The Panako acoustic fingerprinting system.
GNU Affero General Public License v3.0
179 stars 35 forks source link

Should the DB Index be in RAM? Big collection - multiple indexes? #23

Closed james-cook closed 2 years ago

james-cook commented 2 years ago

I am trying to index a very large collection of audio programmes (90000 items, ca. 1/2 hr per programme) This collection has grown over 20 years - and my intention is to weed out the many duplicates.

I have started indexing using the standard settings. olaf db and cache are at ca. 10GB each for 4500 files analysed so far. This suggests and overall index size of 200GB each.... (I know reducing the sample rate would reduce the index size).

I have 16GB RAM on the current server, with the same again as swap. The server has about 2TB free space left.

My question concerns querying/building the index. I can imagine it should/must be in RAM - is this correct?

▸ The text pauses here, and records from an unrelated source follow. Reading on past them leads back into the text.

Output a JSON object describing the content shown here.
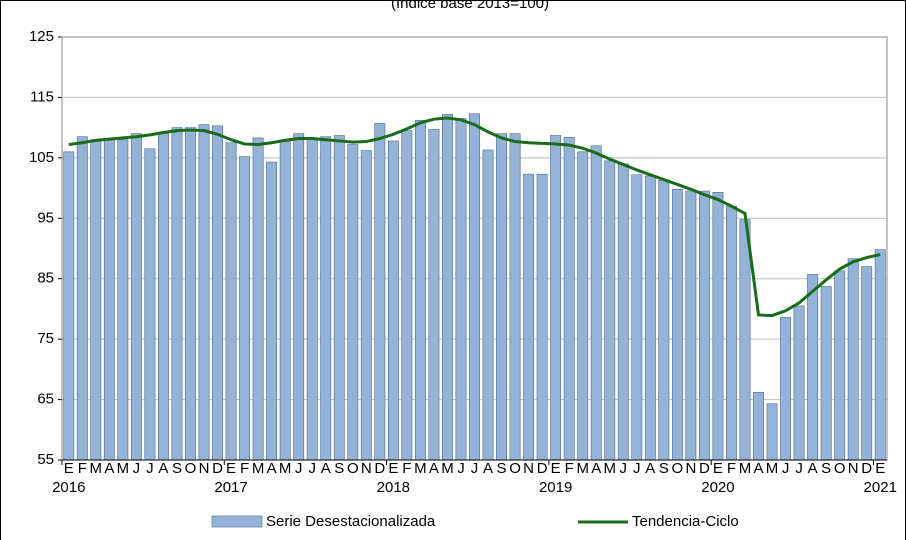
{
  "chart_data": {
    "type": "bar_line",
    "subtitle": "(Índice base 2013=100)",
    "categories": [
      "E",
      "F",
      "M",
      "A",
      "M",
      "J",
      "J",
      "A",
      "S",
      "O",
      "N",
      "D",
      "E",
      "F",
      "M",
      "A",
      "M",
      "J",
      "J",
      "A",
      "S",
      "O",
      "N",
      "D",
      "E",
      "F",
      "M",
      "A",
      "M",
      "J",
      "J",
      "A",
      "S",
      "O",
      "N",
      "D",
      "E",
      "F",
      "M",
      "A",
      "M",
      "J",
      "J",
      "A",
      "S",
      "O",
      "N",
      "D",
      "E",
      "F",
      "M",
      "A",
      "M",
      "J",
      "J",
      "A",
      "S",
      "O",
      "N",
      "D",
      "E"
    ],
    "years": [
      "2016",
      null,
      null,
      null,
      null,
      null,
      null,
      null,
      null,
      null,
      null,
      null,
      "2017",
      null,
      null,
      null,
      null,
      null,
      null,
      null,
      null,
      null,
      null,
      null,
      "2018",
      null,
      null,
      null,
      null,
      null,
      null,
      null,
      null,
      null,
      null,
      null,
      "2019",
      null,
      null,
      null,
      null,
      null,
      null,
      null,
      null,
      null,
      null,
      null,
      "2020",
      null,
      null,
      null,
      null,
      null,
      null,
      null,
      null,
      null,
      null,
      null,
      "2021"
    ],
    "series": [
      {
        "name": "Serie Desestacionalizada",
        "kind": "bar",
        "color": "#95b3d7",
        "values": [
          106,
          108.5,
          108,
          108,
          108,
          109,
          106.5,
          109,
          110,
          110,
          110.5,
          110.3,
          107.5,
          105.2,
          108.3,
          104.3,
          108,
          109,
          108,
          108.5,
          108.7,
          107.2,
          106.2,
          110.7,
          107.8,
          109.5,
          111.2,
          109.7,
          112.2,
          111.5,
          112.3,
          106.3,
          109,
          109,
          102.3,
          102.3,
          108.7,
          108.4,
          106,
          107,
          104.5,
          104,
          102.2,
          102,
          101.3,
          99.8,
          99.5,
          99.5,
          99.3,
          97,
          94.8,
          66.2,
          64.3,
          78.6,
          80.5,
          85.7,
          83.7,
          86.3,
          88.3,
          87,
          89.8
        ]
      },
      {
        "name": "Tendencia-Ciclo",
        "kind": "line",
        "color": "#1a6b1a",
        "values": [
          107.2,
          107.5,
          107.9,
          108.1,
          108.3,
          108.5,
          108.8,
          109.2,
          109.5,
          109.6,
          109.5,
          108.9,
          108,
          107.3,
          107.2,
          107.5,
          107.9,
          108.2,
          108.2,
          108,
          107.8,
          107.6,
          107.7,
          108.2,
          108.9,
          109.8,
          110.8,
          111.4,
          111.6,
          111.3,
          110.5,
          109.3,
          108.3,
          107.7,
          107.5,
          107.4,
          107.3,
          107.1,
          106.6,
          105.8,
          104.8,
          103.9,
          103,
          102.2,
          101.4,
          100.6,
          99.8,
          98.9,
          98.1,
          97,
          95.8,
          79,
          78.9,
          79.7,
          81,
          82.9,
          84.8,
          86.6,
          87.8,
          88.5,
          89
        ]
      }
    ],
    "ylim": [
      55,
      125
    ],
    "yticks": [
      55,
      65,
      75,
      85,
      95,
      105,
      115,
      125
    ],
    "grid": true
  }
}
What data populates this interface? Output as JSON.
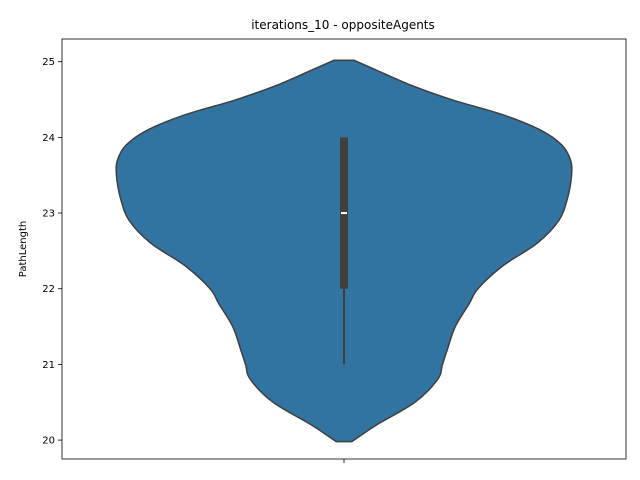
{
  "chart_data": {
    "type": "violin",
    "title": "iterations_10 - oppositeAgents",
    "xlabel": "",
    "ylabel": "PathLength",
    "ylim": [
      19.75,
      25.3
    ],
    "yticks": [
      20,
      21,
      22,
      23,
      24,
      25
    ],
    "xticks": [
      ""
    ],
    "grid": false,
    "legend": "none",
    "colors": {
      "body": "#3274a1",
      "edge": "#3f3f3f",
      "box": "#3f3f3f",
      "median": "#ffffff"
    },
    "violin": {
      "min": 20,
      "max": 25,
      "q1": 22,
      "median": 23,
      "q3": 24,
      "whisker_low": 21,
      "whisker_high": 24,
      "density_profile": [
        [
          19.98,
          0.08
        ],
        [
          20.2,
          0.33
        ],
        [
          20.5,
          0.72
        ],
        [
          20.8,
          0.95
        ],
        [
          21.0,
          1.0
        ],
        [
          21.2,
          1.05
        ],
        [
          21.5,
          1.13
        ],
        [
          21.8,
          1.27
        ],
        [
          22.0,
          1.36
        ],
        [
          22.3,
          1.61
        ],
        [
          22.6,
          1.96
        ],
        [
          22.9,
          2.18
        ],
        [
          23.2,
          2.27
        ],
        [
          23.5,
          2.31
        ],
        [
          23.7,
          2.3
        ],
        [
          23.9,
          2.21
        ],
        [
          24.1,
          1.99
        ],
        [
          24.3,
          1.61
        ],
        [
          24.5,
          1.09
        ],
        [
          24.7,
          0.66
        ],
        [
          24.9,
          0.31
        ],
        [
          25.02,
          0.1
        ]
      ]
    }
  }
}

If this is the case I was thinking of breaking the index to ca. 10GB fragments. i.e. scan to an index size of ca. 10GB then stop and restart with a fresh index for the next load of files (e.g. at the current rate scan 4500 files for each index). I would slightly change the config before continuing each run of panako to make this happen. This has the "advantage" also of being runnable on multiple machines (all accessing the same directory but different selections of files). The disadvantage would be having to query against 20 or so indexes (though this can be automated using bash).

Would this approach make sense? Or I my assumptions about RAM and the index incorrect - and an index file of 200GB is fine?

Thanks for any insights

JorenSix commented 2 years ago

Hey,

Only a small part of the index is cached in RAM. With a fast SSD query speeds should be still be fine even with such a large index.

Note that I have never tested 45 000h of audio in a single index (I did go to about 7000h) but since the index is a tree based structure (and search is log n) the additional hours should not be a problem.